A Mocidade Alegre pisará no Sambódromo do Anhembi em 2022 fazendo uma pergunta que não quer calar. “Quelémentina, cadê você?”. Tal questionamento é o título do enredo em homenagem a cantora Clementina de Jesus. A resposta será desvendada ao longo do desfile da escola do bairro do Limão, na forma de uma homenagem que exaltará a importância dessa mulher na representação da africanidade do povo brasileiro.
Rainha Ginga, Quelé, ou até mesmo “Mãe”, são algumas das diferentes formas de carinho e respeito utilizadas por amigos e fãs para se referir a Clementina de Jesus da Silva. Filha de pai senegalês e de mãe que, assim como ela, nascida na cidade de Valença, interior do Rio de Janeiro. Demorou mais de meio século, mais precisamente 63 anos, para iniciar sua carreira na música, sendo descoberta nas caminhadas até a praia do compositor Hermínio Bello de Carvalho, enquanto cantava na Taberna da Glória, na capital carioca.
Quem foi Quelé? Entendendo a proposta do enredo
A ideia da Morada do Samba é fazer a coroação de Clementina e seu legado, narrando a jornada da cantora, que acompanhou de perto os primeiros passos da Portela, mas que, quando se casou com Albino Pé Grande, se mudou para o Morro da Mangueira e pela verde e rosa foi arrebatada. O carnavalesco Edson Pereira contou sobre como a ideia dessa homenagem nasceu.
“Assim que eu finalizei o último ano de carnaval da Mocidade Alegre, eu percebi que é uma escola muito movida a emoção. Esse é o ponto de partida da Mocidade Alegre. E aí eles me pediram que sugerisse um enredo, e já existia na minha cabeça a ideia de fazer um enredo sobre Clementina de Jesus. Eu acredito na força de Clementina, e acho que ela não foi reconhecida em vida como a grande mulher que ela é. Morreu como uma pessoa pobre, muito pouco reconhecida ainda. Só depois que morreu que ela foi reconhecida. Então o que a gente quer agora, com a Mocidade, é coroar a Negra Quelé como Rainha Quelé”.

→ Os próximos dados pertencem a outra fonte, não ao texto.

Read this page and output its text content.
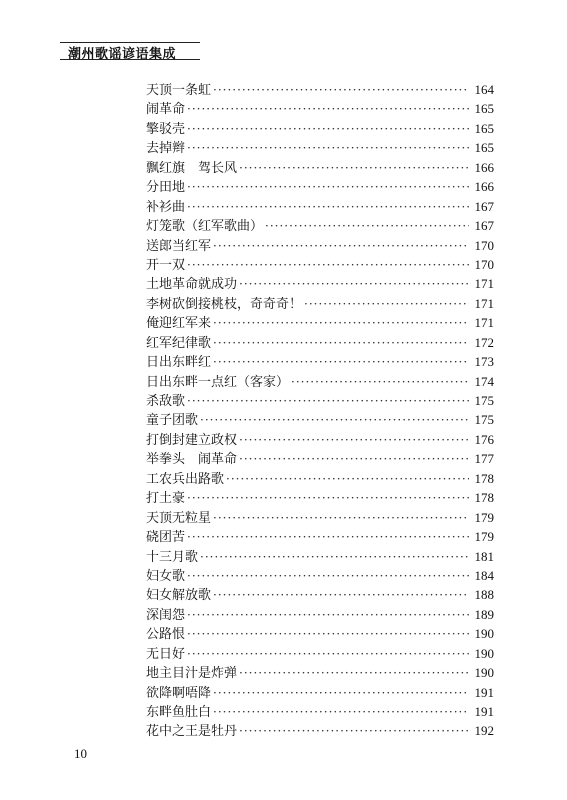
潮州歌谣谚语集成
天顶一条虹 ·····	164
闹革命 ·····	165
擎驳壳 ·····	165
去掉辫 ·····	165
飘红旗　驾长风 ·····	166
分田地 ·····	166
补衫曲 ·····	167
灯笼歌（红军歌曲） ·····	167
送郎当红军 ·····	170
开一双 ·····	170
土地革命就成功 ·····	171
李树砍倒接桃枝，奇奇奇！ ·····	171
俺迎红军来 ·····	171
红军纪律歌 ·····	172
日出东畔红 ·····	173
日出东畔一点红（客家） ·····	174
杀敌歌 ·····	175
童子团歌 ·····	175
打倒封建立政权 ·····	176
举拳头　闹革命 ·····	177
工农兵出路歌 ·····	178
打土豪 ·····	178
天顶无粒星 ·····	179
硗团苦 ·····	179
十三月歌 ·····	181
妇女歌 ·····	184
妇女解放歌 ·····	188
深闺怨 ·····	189
公路恨 ·····	190
无日好 ·····	190
地主目汁是炸弹 ·····	190
欲降啊唔降 ·····	191
东畔鱼肚白 ·····	191
花中之王是牡丹 ·····	192
10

A Rosa dos Palcos da voz de navalha
Ainda criança, Clementina se mudou para a capital carioca, onde viveu por muitos anos no bairro de Oswaldo Cruz. Aprendeu rezas e cânticos ancestrais acompanhando o trabalho de sua mãe ganhadeira, que era o nome popularmente dado às escravas que lavavam roupas para comprar a própria alforria. Músicas que cantou ao longo de toda sua vida, e as quais não abandonou nem quando foi enfim revelada para o grande público.

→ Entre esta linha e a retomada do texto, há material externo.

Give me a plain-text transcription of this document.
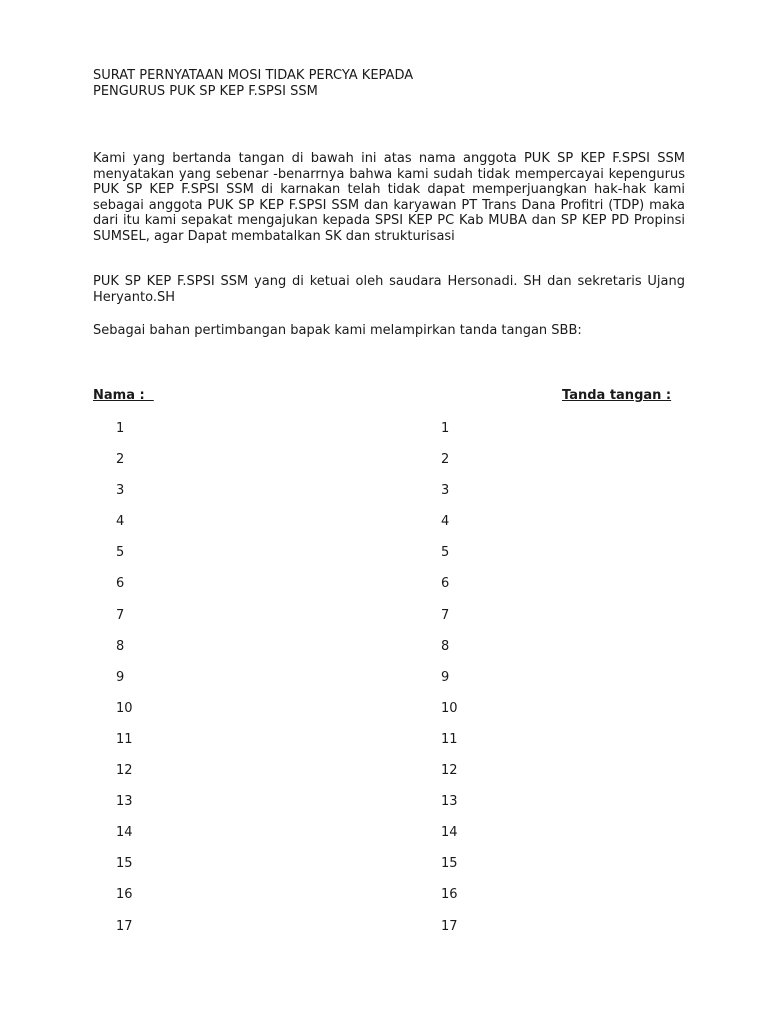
SURAT PERNYATAAN MOSI TIDAK PERCYA KEPADA
PENGURUS PUK SP KEP F.SPSI SSM

Kami yang bertanda tangan di bawah ini atas nama anggota PUK SP KEP F.SPSI SSM menyatakan yang sebenar -benarrnya bahwa kami sudah tidak mempercayai kepengurus PUK SP KEP F.SPSI SSM di karnakan telah tidak dapat memperjuangkan hak-hak kami sebagai anggota PUK SP KEP F.SPSI SSM dan karyawan PT Trans Dana Profitri (TDP) maka dari itu kami sepakat mengajukan kepada SPSI KEP PC Kab MUBA dan SP KEP PD Propinsi SUMSEL, agar Dapat membatalkan SK dan strukturisasi

PUK SP KEP F.SPSI SSM yang di ketuai oleh saudara Hersonadi. SH dan sekretaris Ujang Heryanto.SH

Sebagai bahan pertimbangan bapak kami melampirkan tanda tangan SBB:

Nama :	Tanda tangan :
1
2
3
4
5
6
7
8
9
10
11
12
13
14
15
16
17
1
2
3
4
5
6
7
8
9
10
11
12
13
14
15
16
17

Em seus primeiros anos de carreira, Clementina de Jesus se apresentou no show Rosa de Ouro ao lado de artistas consagrados como Paulinho da Viola e Nelson Sargento, e que foi dirigido pelo mesmo Hermínio Bello de Carvalho que a revelou. Sua voz ficou conhecida por ecoar belas músicas em um tom que não escondia os tantos anos da vida humilde que sempre levou. Essa simplicidade encantou Edson durante suas pesquisas para o desenvolvimento do enredo.

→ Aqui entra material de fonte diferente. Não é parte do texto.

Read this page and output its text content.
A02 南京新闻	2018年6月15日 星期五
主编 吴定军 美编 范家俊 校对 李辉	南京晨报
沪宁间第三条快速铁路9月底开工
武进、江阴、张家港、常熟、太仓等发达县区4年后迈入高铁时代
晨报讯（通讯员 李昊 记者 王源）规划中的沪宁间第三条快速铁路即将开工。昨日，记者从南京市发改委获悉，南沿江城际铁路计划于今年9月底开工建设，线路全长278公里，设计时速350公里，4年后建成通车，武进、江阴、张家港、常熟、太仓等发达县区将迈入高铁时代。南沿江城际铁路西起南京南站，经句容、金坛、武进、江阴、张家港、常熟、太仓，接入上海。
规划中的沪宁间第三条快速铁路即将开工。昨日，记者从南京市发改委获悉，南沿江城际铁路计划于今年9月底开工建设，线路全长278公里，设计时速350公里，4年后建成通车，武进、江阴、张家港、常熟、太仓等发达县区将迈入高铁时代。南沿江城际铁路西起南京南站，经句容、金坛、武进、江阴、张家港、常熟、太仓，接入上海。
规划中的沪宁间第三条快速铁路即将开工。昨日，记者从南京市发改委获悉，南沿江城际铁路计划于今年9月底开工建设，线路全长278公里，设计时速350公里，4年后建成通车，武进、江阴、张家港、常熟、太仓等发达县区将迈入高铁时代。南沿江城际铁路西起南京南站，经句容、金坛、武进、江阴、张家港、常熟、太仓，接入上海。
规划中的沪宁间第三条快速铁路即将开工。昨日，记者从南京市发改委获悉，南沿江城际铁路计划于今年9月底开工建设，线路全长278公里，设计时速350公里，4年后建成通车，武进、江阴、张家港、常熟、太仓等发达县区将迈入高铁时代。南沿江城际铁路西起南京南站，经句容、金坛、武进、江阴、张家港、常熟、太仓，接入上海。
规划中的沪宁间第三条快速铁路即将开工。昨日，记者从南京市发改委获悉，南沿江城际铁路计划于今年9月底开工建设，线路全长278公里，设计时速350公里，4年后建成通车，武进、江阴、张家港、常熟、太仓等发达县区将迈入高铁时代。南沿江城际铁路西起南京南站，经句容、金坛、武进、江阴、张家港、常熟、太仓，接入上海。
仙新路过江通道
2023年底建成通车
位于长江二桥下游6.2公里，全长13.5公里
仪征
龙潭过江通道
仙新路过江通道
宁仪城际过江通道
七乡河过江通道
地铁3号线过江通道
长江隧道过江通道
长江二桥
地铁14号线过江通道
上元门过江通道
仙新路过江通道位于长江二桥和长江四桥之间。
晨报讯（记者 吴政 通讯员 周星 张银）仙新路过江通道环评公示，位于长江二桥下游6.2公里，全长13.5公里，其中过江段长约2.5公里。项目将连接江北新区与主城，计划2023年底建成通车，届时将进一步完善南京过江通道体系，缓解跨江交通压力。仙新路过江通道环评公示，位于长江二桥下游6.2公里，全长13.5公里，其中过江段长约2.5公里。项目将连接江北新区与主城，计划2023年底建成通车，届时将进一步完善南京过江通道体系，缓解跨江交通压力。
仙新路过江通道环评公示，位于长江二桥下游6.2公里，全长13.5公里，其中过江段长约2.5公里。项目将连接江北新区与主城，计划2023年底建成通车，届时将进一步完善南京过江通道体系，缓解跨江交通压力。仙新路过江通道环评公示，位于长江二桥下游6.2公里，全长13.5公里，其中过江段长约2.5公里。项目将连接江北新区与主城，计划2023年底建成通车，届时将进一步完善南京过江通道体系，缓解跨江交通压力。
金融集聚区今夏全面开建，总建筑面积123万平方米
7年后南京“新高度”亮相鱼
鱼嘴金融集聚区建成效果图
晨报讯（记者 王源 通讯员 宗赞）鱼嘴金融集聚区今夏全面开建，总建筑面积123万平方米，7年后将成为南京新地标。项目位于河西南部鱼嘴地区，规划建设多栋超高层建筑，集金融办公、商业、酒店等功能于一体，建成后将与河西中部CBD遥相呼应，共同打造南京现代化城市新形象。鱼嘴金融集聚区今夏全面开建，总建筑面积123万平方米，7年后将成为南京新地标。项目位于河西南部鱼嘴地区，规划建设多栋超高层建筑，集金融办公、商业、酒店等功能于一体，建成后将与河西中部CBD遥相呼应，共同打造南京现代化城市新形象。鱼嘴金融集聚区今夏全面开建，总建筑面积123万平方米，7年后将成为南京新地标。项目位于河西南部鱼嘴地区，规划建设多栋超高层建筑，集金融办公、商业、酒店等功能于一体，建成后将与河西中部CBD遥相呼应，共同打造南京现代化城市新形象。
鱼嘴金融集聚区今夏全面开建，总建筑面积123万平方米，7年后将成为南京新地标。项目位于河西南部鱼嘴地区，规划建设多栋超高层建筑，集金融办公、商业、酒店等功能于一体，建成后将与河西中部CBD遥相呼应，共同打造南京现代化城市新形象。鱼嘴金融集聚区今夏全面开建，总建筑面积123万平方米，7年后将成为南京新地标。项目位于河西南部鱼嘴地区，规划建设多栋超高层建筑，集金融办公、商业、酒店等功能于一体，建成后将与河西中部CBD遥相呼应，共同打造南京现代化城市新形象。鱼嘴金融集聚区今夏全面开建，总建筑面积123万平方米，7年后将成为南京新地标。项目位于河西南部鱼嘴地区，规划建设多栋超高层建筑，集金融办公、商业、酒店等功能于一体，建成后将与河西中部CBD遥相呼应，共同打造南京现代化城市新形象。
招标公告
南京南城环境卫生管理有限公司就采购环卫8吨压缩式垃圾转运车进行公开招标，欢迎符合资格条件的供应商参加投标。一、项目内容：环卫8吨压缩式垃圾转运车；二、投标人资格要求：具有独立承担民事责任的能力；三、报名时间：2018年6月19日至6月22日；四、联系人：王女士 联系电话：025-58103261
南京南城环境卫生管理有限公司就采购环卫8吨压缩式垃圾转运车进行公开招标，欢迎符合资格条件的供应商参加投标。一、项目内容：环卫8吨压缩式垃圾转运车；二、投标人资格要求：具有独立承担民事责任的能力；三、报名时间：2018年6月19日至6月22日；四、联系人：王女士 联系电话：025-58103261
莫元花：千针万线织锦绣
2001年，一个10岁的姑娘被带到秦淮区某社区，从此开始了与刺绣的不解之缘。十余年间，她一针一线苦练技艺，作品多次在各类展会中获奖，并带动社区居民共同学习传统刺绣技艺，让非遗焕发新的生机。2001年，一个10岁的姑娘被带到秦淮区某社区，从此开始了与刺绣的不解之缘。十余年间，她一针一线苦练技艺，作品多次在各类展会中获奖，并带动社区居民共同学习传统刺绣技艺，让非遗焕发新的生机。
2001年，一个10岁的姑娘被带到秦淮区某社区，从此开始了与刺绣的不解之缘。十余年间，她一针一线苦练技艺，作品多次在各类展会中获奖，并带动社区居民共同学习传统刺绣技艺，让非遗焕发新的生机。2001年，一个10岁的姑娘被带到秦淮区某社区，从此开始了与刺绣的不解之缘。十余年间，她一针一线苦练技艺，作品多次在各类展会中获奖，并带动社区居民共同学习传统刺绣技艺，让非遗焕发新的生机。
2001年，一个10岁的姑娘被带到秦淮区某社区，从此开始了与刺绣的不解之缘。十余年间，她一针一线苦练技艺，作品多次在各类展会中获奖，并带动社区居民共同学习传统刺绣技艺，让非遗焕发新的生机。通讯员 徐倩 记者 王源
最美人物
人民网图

“O que mais achei interessante foi saber que uma mulher com tanta simplicidade, tanto conhecimento, tantas coisas para nos ensinar, tinha tanta humildade. Isso valorizou muito mais o trabalho em si”.
‘Fui feita pra vadiar’
Todas as línguas passam por constantes transformações ao longo dos anos. A palavra “vadiar” se consolidou apenas pela referência a pessoas que não fazem nada de útil, relevante, produtivo. Mas teve tempos que, ao dizer que alguém vadiava, era o mesmo que dizer que essa pessoa apreciava a vida de forma despreocupada. Essa era uma característica da personalidade da artista que inspirou o compositor Candeia a escrever a música “PCJ”, cuja sigla significava Partido Clementina de Jesus, e que foi imortalizada na parceria entre Quelé com Clara Nunes. O samba da Mocidade Alegre faz referência a versos dessa canção no seu refrão do meio.
A prece no cantar da Filha de Zambi
O público que comparecer ao Sambódromo do Anhembi apreciará, ao conhecer a trajetória de Clementina de Jesus, como era o estilo de vida dos primeiros descendentes de escravos libertos, que nasceram na mesma época que Quelé, apenas poucos anos após a assinatura da Lei Áurea.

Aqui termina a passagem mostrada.